My Choice of Best of 2019 Books: Pratap Bhanu Mehta, political scientist and columnist

/2 min read
Gregory Conti | Katarina Forrester | Juan Gabriel Vásquez | Arthur Koestler
My Choice of Best of 2019 Books: Pratap Bhanu Mehta, political scientist and columnist

IT IS DIFFICULT TO pick small number of books in a rich year. In my own field two important books came out. Gregory Conti's Parliament the Mirror of the Nation: Representation, Deliberation, and Democracy in Victorian Britain is a fascinating intellectual history of debates over representation. A timely reminder of the tensions between representation and democracy. Katarina Forrester's In the Shadow of Justice: Postwar Liberalism and the Remaking of Political Philosophy is a deeply stimulating and erudite account of the development of liberal political theory. But it also manifests one particular danger of the present moment: liberalism is being subject to too much condescension of posterity from both the Right but even more from the Left.
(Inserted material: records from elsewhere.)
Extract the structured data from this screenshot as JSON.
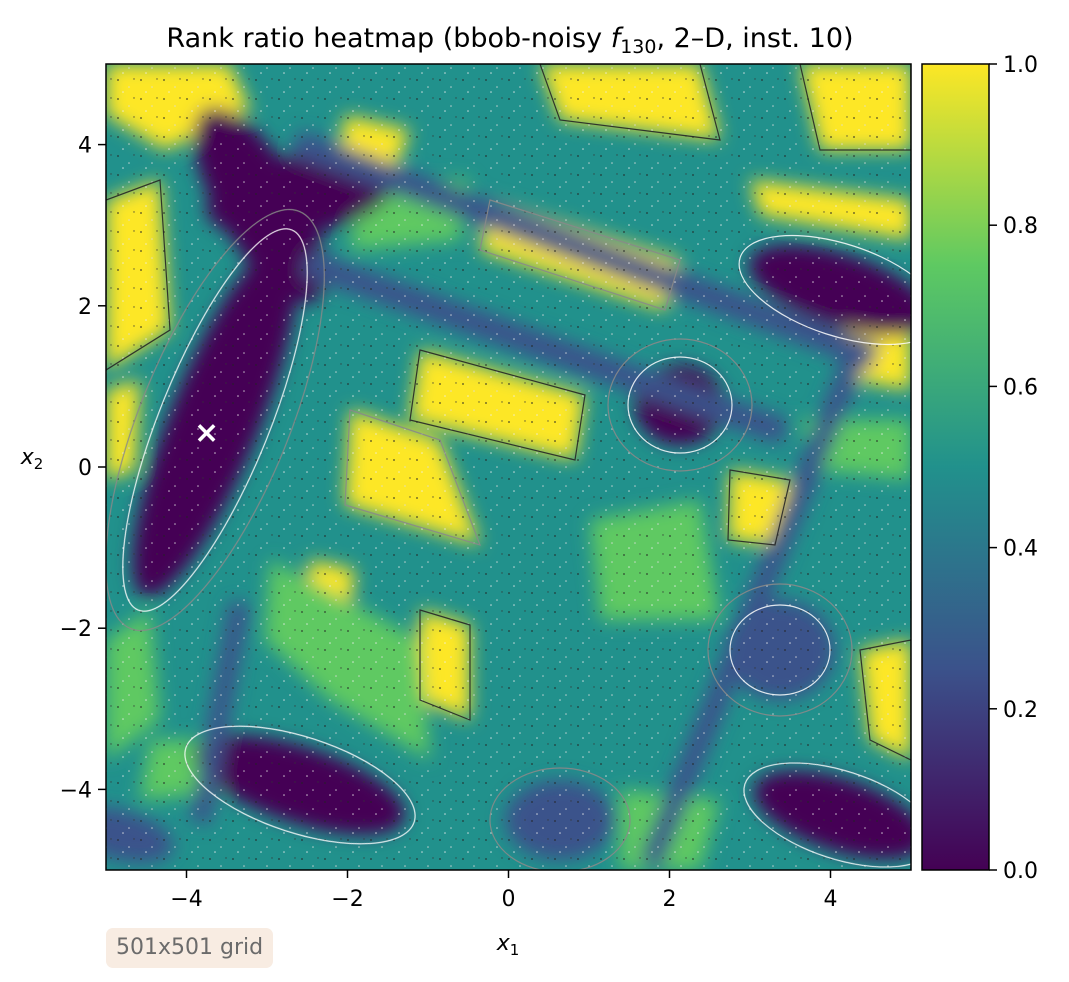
{
  "chart_data": {
    "type": "heatmap",
    "title": {
      "prefix": "Rank ratio heatmap (bbob-noisy ",
      "func_symbol": "f",
      "func_subscript": "130",
      "suffix": ", 2–D, inst. 10)"
    },
    "xlabel": {
      "symbol": "x",
      "subscript": "1"
    },
    "ylabel": {
      "symbol": "x",
      "subscript": "2"
    },
    "xlim": [
      -5,
      5
    ],
    "ylim": [
      -5,
      5
    ],
    "x_ticks": [
      -4,
      -2,
      0,
      2,
      4
    ],
    "y_ticks": [
      -4,
      -2,
      0,
      2,
      4
    ],
    "x_tick_labels": [
      "−4",
      "−2",
      "0",
      "2",
      "4"
    ],
    "y_tick_labels": [
      "−4",
      "−2",
      "0",
      "2",
      "4"
    ],
    "colorbar": {
      "range": [
        0,
        1
      ],
      "ticks": [
        0,
        0.2,
        0.4,
        0.6,
        0.8,
        1.0
      ],
      "tick_labels": [
        "0.0",
        "0.2",
        "0.4",
        "0.6",
        "0.8",
        "1.0"
      ],
      "colormap": "viridis",
      "colors": [
        "#440154",
        "#3b528b",
        "#21918c",
        "#5ec962",
        "#fde725"
      ]
    },
    "marker": {
      "symbol": "×",
      "x": -3.75,
      "y": 0.42,
      "color": "#ffffff"
    },
    "grid": false,
    "annotation": "501x501 grid"
  }
}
A walk through the Sabarmati Ashram bookshop led me to a rediscovery of Vinoba Bhave, the philosopher. Three short works in Hindi, Mahaguha Mein Pravesh, Saamya-Sutra and a commentary on the Koran, are dazzling in their depth, scholarship and a window to the enterprise of self-discovery.

In fiction, two novels seem apt for the Post-Truth Age. Juan Gabriel Vásquez's The Shape of Ruins is a great mystery but also an introduction to the difficulty of historical truth. And the year ended with a rereading of Arthur Koestler's Darkness at Noon. I last read the book as an undergraduate but it still seems so fresh. Darkness at Noon indeed.